The company allows female employees with children 9 years of age or younger to leave work up to two hours early. Honda, who has a child in elementary school and is expecting another baby soon, said many workers around her leave the office early. “So I naturally thought I’d be doing the same after giving birth,” she said.
“Parents face a lot of difficulties when raising a child, but at least (Shiseido) provides enough support that employees can manage both work and child-rearing.”
Even so, the company’s beauty consultants, those who give makeup advice to customers, tend to quit after giving birth, according to Honda.

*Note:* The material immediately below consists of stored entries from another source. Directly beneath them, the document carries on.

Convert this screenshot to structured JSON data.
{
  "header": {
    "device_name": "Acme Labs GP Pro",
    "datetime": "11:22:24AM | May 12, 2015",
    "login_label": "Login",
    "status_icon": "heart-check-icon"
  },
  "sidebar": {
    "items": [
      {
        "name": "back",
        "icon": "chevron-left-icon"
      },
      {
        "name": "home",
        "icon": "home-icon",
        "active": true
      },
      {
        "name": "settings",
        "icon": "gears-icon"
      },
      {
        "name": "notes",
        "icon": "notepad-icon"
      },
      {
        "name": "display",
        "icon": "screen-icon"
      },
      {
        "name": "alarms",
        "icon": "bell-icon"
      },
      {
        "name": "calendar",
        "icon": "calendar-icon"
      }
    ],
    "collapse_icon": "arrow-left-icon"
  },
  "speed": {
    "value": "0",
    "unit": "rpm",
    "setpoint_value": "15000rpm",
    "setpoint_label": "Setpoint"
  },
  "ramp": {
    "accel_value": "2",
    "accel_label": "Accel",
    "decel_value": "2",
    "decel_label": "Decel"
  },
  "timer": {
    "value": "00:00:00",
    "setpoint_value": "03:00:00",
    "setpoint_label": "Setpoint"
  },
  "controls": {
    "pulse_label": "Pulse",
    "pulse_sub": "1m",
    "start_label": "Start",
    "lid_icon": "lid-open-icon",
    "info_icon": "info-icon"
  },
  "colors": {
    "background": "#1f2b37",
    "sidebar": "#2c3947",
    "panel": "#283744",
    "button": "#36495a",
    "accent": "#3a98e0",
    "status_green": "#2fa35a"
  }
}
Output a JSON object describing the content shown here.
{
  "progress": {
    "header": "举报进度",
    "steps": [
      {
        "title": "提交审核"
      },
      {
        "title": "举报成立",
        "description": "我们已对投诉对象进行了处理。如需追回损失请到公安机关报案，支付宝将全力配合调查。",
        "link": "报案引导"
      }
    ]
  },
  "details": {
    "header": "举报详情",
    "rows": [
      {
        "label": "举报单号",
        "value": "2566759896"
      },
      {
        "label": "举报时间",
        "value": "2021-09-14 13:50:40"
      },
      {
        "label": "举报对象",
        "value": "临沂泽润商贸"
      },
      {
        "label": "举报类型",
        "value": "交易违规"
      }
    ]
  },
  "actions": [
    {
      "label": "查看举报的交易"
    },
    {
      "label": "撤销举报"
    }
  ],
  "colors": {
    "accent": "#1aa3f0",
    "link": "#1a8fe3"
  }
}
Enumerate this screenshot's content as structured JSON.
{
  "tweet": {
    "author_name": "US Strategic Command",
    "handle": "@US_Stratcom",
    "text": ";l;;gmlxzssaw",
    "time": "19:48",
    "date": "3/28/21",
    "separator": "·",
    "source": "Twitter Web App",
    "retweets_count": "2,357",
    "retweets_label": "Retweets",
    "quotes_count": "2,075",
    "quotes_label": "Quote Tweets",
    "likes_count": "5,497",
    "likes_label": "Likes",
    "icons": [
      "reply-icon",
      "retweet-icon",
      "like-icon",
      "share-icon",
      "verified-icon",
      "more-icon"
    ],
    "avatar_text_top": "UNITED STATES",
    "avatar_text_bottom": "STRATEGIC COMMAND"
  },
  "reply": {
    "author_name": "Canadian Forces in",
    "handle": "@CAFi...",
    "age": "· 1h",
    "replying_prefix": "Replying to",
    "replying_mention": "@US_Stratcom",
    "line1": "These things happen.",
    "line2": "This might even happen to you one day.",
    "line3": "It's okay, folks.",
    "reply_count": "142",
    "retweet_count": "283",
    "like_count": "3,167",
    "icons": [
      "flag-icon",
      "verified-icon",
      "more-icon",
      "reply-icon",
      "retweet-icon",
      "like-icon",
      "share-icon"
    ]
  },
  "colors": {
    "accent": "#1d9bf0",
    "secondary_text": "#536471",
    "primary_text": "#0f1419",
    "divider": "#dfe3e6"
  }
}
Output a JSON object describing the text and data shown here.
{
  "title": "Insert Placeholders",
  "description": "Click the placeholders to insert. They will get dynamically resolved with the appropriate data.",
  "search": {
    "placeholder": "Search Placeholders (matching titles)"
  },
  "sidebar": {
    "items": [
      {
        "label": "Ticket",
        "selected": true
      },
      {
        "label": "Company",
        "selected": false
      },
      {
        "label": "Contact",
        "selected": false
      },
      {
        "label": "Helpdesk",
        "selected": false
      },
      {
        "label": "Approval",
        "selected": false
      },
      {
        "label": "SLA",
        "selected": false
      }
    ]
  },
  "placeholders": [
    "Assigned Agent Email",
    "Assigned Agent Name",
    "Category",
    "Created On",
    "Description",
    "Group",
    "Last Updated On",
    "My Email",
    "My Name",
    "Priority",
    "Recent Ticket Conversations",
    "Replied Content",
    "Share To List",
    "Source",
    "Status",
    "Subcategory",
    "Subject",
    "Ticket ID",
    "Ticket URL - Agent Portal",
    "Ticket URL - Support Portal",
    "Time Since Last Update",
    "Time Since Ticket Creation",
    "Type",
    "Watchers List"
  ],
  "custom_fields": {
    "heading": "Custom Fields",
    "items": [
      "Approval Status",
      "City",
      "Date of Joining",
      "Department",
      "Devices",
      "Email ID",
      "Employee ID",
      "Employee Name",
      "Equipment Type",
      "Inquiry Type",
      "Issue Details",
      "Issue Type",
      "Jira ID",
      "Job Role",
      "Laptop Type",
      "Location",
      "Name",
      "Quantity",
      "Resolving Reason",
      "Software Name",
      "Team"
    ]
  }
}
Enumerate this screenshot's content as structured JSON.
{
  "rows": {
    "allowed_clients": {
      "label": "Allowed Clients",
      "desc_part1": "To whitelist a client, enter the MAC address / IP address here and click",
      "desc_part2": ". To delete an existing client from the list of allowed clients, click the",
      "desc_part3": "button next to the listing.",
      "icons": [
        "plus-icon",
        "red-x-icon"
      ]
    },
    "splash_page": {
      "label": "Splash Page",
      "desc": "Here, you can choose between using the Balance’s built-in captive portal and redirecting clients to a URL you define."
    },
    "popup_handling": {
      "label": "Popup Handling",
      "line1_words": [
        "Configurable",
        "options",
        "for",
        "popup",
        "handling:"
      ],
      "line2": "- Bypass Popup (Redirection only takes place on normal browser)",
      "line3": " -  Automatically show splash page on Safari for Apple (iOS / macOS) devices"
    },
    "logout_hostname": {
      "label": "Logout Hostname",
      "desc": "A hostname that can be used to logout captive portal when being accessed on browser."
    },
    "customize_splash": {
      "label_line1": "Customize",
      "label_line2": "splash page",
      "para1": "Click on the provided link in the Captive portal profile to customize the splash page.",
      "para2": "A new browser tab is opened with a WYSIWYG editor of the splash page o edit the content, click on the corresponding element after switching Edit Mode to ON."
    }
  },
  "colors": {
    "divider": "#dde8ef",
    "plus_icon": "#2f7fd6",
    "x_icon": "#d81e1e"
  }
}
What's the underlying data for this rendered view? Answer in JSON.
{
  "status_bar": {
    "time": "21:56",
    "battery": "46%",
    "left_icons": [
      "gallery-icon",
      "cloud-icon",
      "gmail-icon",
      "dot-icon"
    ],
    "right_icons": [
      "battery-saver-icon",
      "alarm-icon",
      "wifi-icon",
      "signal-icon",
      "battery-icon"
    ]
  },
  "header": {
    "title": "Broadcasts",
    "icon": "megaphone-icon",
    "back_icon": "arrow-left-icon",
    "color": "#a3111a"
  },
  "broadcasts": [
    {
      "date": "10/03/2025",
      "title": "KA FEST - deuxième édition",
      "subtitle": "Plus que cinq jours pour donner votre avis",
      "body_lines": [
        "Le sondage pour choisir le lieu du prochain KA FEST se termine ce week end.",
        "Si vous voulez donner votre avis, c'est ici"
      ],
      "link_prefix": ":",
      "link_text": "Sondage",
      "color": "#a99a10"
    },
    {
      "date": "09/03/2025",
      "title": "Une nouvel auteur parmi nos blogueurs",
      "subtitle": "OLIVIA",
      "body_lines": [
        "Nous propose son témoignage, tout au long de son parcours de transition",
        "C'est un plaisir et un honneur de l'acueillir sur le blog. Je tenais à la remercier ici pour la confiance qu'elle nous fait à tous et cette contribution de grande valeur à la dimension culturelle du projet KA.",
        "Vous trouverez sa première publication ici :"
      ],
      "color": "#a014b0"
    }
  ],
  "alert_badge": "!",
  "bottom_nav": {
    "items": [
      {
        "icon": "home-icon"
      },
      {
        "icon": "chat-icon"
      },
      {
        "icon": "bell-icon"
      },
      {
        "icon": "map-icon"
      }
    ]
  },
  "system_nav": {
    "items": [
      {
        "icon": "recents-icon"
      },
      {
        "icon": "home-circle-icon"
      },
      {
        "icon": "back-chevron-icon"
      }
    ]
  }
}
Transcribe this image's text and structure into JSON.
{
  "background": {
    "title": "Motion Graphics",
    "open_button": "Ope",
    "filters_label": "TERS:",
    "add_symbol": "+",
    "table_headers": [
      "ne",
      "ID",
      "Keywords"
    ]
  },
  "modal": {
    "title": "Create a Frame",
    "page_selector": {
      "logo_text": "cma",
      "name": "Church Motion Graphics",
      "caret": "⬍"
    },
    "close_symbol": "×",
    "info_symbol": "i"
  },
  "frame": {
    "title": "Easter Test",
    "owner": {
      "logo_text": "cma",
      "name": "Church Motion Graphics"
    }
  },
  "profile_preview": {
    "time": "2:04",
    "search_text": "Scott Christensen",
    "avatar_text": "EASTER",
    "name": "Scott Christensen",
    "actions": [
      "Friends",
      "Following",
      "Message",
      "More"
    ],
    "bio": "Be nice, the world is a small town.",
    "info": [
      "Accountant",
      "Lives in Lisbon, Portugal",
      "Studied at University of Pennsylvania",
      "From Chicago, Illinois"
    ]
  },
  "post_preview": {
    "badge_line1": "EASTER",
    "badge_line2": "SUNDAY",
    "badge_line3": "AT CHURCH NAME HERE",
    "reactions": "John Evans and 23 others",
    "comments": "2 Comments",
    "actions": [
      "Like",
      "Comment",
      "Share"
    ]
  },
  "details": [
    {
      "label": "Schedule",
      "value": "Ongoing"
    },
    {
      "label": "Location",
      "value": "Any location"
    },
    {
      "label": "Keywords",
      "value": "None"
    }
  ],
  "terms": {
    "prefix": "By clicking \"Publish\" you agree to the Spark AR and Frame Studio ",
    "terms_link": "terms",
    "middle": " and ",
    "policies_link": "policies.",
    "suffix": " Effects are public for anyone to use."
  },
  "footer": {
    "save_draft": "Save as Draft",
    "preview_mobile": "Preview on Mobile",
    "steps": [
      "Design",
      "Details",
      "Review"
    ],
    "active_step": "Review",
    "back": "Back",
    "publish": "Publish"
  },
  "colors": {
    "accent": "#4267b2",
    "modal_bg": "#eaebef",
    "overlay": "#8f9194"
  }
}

Although beauty advisers with kids can also choose to work shorter hours, many decide to quit because they know that the hours after 5 p.m. are the busiest, and they don’t want to burden their colleagues with night shifts.
To change this situation, company President Shinzo Maeda set up a team in 2005 and personally talked with 5,000 beauty consultants across Japan. The system the team came up with was to replace mothers with students who can work part time after 5 p.m. Thanks to 8,000 trained part-timers, about 400 beauty consultants currently leave work early, the company said.
Another company taking bold steps to retain workers after they give birth is Softbank Mobile Corp.
As well as letting both male and female employees leave two hours and 45 minutes early, the company provides financial support to workers who give birth or have partners with a newborn.
According to spokeswoman Eri Tomita, the company gives a lump sum of ¥1 million to those who have a third child. This jumps to ¥3 million for the fourth child and ¥5 million for the fifth. In 2008, 50 employees had three to five children, Tomita said.
In addition, she said male workers can take up to five days of paid leave between a week before the expected birth of their child and a month after the birth. In 2008, 400 men applied for this leave, she said.
“As CSR (corporate social responsibility) for our employees and to change society, our company is trying to offer them support.”
Some municipal governments are also making efforts to support mothers.
Yokohama, for instance, plans next spring to start providing a bus service to take children from major train stations to day care facilities. It also aims to decrease the number of kids waiting to get into a day care center in the city.
Masanao Miyagawa, head of the city’s division for creating a better environment for parents, said nurseries at convenient locations, such as near stations, have a long waiting list, but those that are far from stations have vacancies.
Under a trial service to begin this summer, a bus will pick up children who are 3 to 5 years old from a facility near a station and take them to day care centers every weekday, he said.
Miyagawa pointed out another benefit of this service. “At day care centers away from stations, children will have more open space to play in,” he said.
Meanwhile, Adachi Ward, Tokyo, is issuing a “passport” to families with children under 16 that will enable them to get a 5 percent discount at more than 640 local shops and a discount at public bath houses and bowling alleys.
Another service allows children between the ages of 18 months and 12 years to stay for up to a week with a registered family or at a facility when their parent is sick.
No matter how much help companies or local governments offer, however, Honda, who is a working mother herself, said juggling motherhood with work is incredibly tough.
Once, Honda and her husband had to compromise when they both had important meetings on the same day.
“I know it sounds like a joke, but we even did ‘janken’ (rock, paper, scissors) to decide who would go to work and who would stay home to care for our sick child,” she said.
Admitting that company assistance is only one of the ways to ease the burden on working parents, Honda said it is crucial to provide a safety net.
“Without a safety net, workers with kids can’t pursue their careers,” she said. “Our ultimate goal is to nurture future leaders. We’re hoping that our employees step up to the next phase by going through various stages in life.”